First, create an "A" repository and make some commits:
mkdir -p z/a z/b
cd z/a
git init
echo A>A
git add A
git commit -m A
echo AA>>A
git commit -a -m AA
Second, create a "B" repository and make some commits:
cd ../b
git init
echo B>B
git add B
git commit -m B
echo BB>>B
git commit -a -m BB
And the trick to making this work: force Git to recognize the rename by creating a subdirectory and moving the contents into it.
mkdir bdir
git mv B bdir
git commit -a -m bdir-rename
Return to repository "A" and fetch and merge the contents of "B":
cd ../a
git remote add -f B ../b
git merge -s ours --no-commit B/master
# According to Alex Brown and pjvandehaar, newer versions of git need --allow-unrelated-histories
# git merge -s ours --allow-unrelated-histories --no-commit B/master
git read-tree --prefix= -u B/master
git commit -m "subtree merge B into bdir"
To show that they're now merged:
cd bdir
echo BBB>>B
git commit -a -m BBB
To prove the full history is preserved in a connected chain:
git log --follow B
We get the history after doing this, but the problem is that if you are actually keeping the old "b" repo around and occasionally merging from it (say it is actually a third party separately maintained repo) you are in trouble since that third party will not have done the rename. You must try to merge new changes into your version of b with the rename and I fear that will not go smoothly. But if b is going away, you win.
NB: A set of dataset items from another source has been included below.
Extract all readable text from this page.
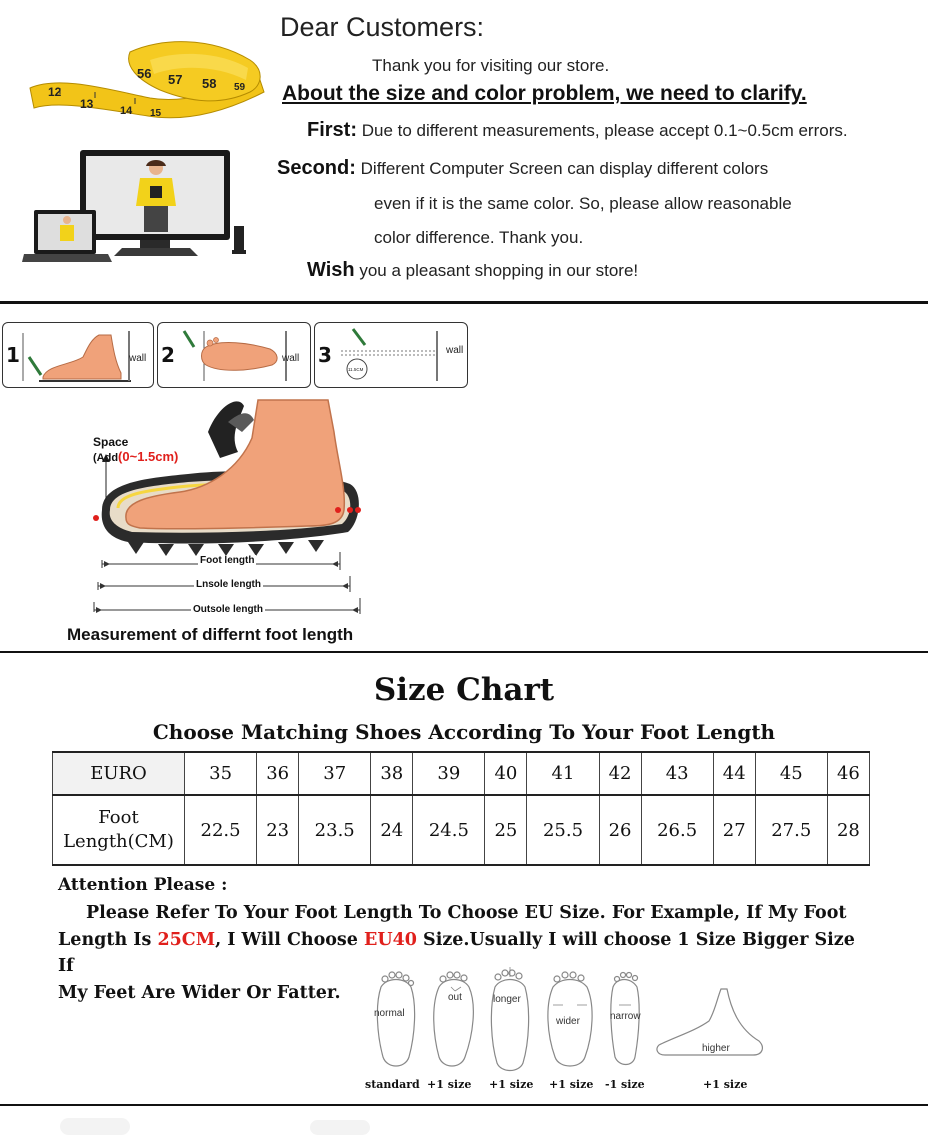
56 57 58 59
12
13 14 15
Dear Customers:
Thank you for visiting our store.
About the size and color problem, we need to clarify.
First: Due to different measurements, please accept 0.1~0.5cm errors.
Second: Different Computer Screen can display different colors
even if it is the same color. So, please allow reasonable
color difference. Thank you.
Wish you a pleasant shopping in our store!
1	wall 2	wall 3	wall
11.5CM
Space
(Add(0~1.5cm)
Foot length
Lnsole length
Outsole length
Measurement of differnt foot length
Size Chart
Choose Matching Shoes According To Your Foot Length
EURO	35	36	37	38	39	40	41	42	43	44	45	46

Foot
Length(CM)	22.5	23	23.5	24	24.5	25	25.5	26	26.5	27	27.5	28
Attention Please :
Please Refer To Your Foot Length To Choose EU Size. For Example, If My Foot
Length Is 25CM, I Will Choose EU40 Size.Usually I will choose 1 Size Bigger Size If
My Feet Are Wider Or Fatter.
normal
out	longer
wider	narrow
higher
standard +1 size +1 size +1 size -1 size	+1 size
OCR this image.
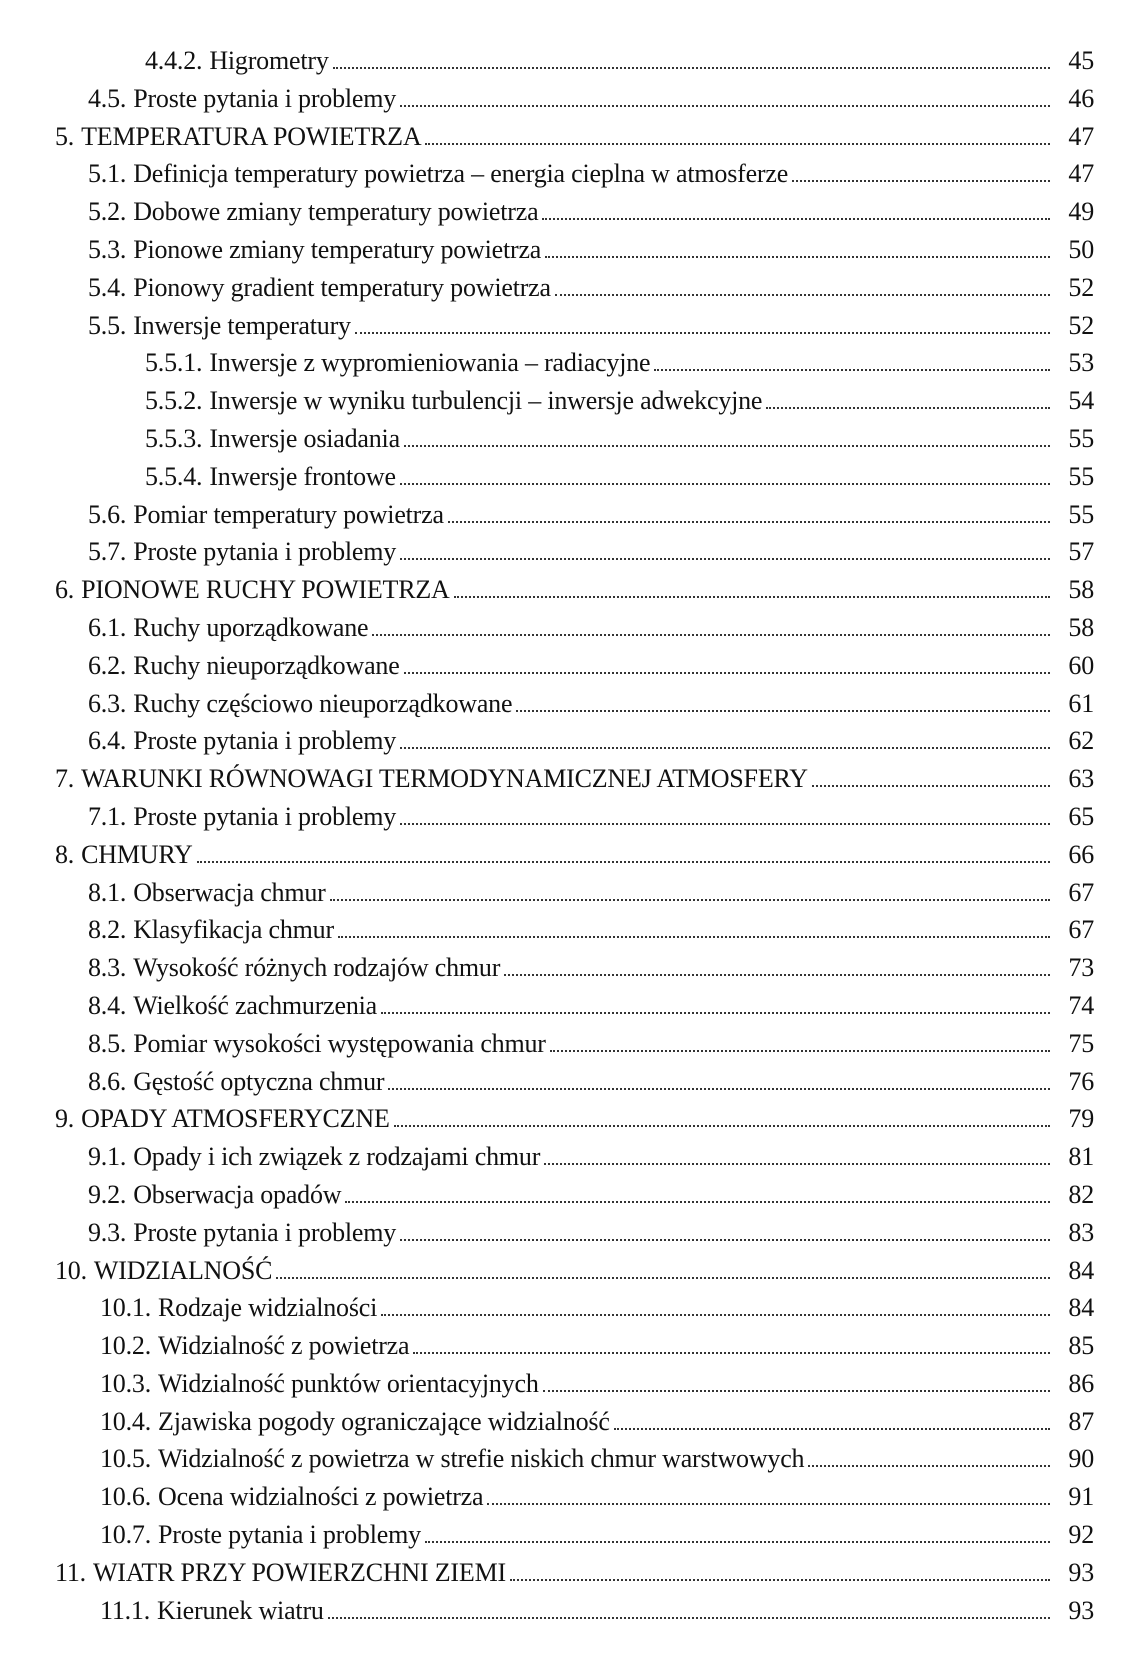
4.4.2. Higrometry	45
4.5. Proste pytania i problemy	46
5. TEMPERATURA POWIETRZA	47
5.1. Definicja temperatury powietrza – energia cieplna w atmosferze	47
5.2. Dobowe zmiany temperatury powietrza	49
5.3. Pionowe zmiany temperatury powietrza	50
5.4. Pionowy gradient temperatury powietrza	52
5.5. Inwersje temperatury	52
5.5.1. Inwersje z wypromieniowania – radiacyjne	53
5.5.2. Inwersje w wyniku turbulencji – inwersje adwekcyjne	54
5.5.3. Inwersje osiadania	55
5.5.4. Inwersje frontowe	55
5.6. Pomiar temperatury powietrza	55
5.7. Proste pytania i problemy	57
6. PIONOWE RUCHY POWIETRZA	58
6.1. Ruchy uporządkowane	58
6.2. Ruchy nieuporządkowane	60
6.3. Ruchy częściowo nieuporządkowane	61
6.4. Proste pytania i problemy	62
7. WARUNKI RÓWNOWAGI TERMODYNAMICZNEJ ATMOSFERY	63
7.1. Proste pytania i problemy	65
8. CHMURY	66
8.1. Obserwacja chmur	67
8.2. Klasyfikacja chmur	67
8.3. Wysokość różnych rodzajów chmur	73
8.4. Wielkość zachmurzenia	74
8.5. Pomiar wysokości występowania chmur	75
8.6. Gęstość optyczna chmur	76
9. OPADY ATMOSFERYCZNE	79
9.1. Opady i ich związek z rodzajami chmur	81
9.2. Obserwacja opadów	82
9.3. Proste pytania i problemy	83
10. WIDZIALNOŚĆ	84
10.1. Rodzaje widzialności	84
10.2. Widzialność z powietrza	85
10.3. Widzialność punktów orientacyjnych	86
10.4. Zjawiska pogody ograniczające widzialność	87
10.5. Widzialność z powietrza w strefie niskich chmur warstwowych	90
10.6. Ocena widzialności z powietrza	91
10.7. Proste pytania i problemy	92
11. WIATR PRZY POWIERZCHNI ZIEMI	93
11.1. Kierunek wiatru	93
git-subtree is a script designed for exactly this use case of merging multiple repositories into one while preserving history (and/or splitting history of subtrees, though that is seems to be irrelevant to this question). It is distributed as part of the git tree since release 1.7.11.
To merge a repository <repo>
at revision <rev>
as subdirectory <prefix>
, use git subtree add
as follows:
git subtree add -P <prefix> <repo> <rev>
git-subtree implements the subtree merge strategy in a more user friendly manner.
The downside is that in the merged history the files are unprefixed (not in a subdirectory). Say you merge repository a
into b
. As a result git log a/f1
will show you all the changes (if any) except those in the merged history. You can do:
git log --follow -- f1
but that won't show the changes other then in the merged history.
In other words, if you don't change a
's files in repository b
, then you need to specify --follow
and an unprefixed path. If you change them in both repositories, then you have 2 commands, none of which shows all the changes.
More on it here.
I found the following solution workable for me. First I go into project B, create a new branch in which already all files will be moved to the new sub directory. I then push this new branch to origin. Next I go to project A, add and fetch the remote of B, then I checkout the moved branch, I go back into master and merge:
# in local copy of project B
git checkout -b prepare_move
mkdir subdir
git mv <files_to_move> subdir/
git commit -m 'move files to subdir'
git push origin prepare_move
# in local copy of project A
git remote add -f B_origin <remote-url>
git checkout -b from_B B_origin/prepare_move
git checkout master
git merge from_B
If I go to sub directory subdir
, I can use git log --follow
and still have the history.
I'm not a git expert, so I cannot comment whether this is a particularly good solution or if it has caveats, but so far it seems all fine.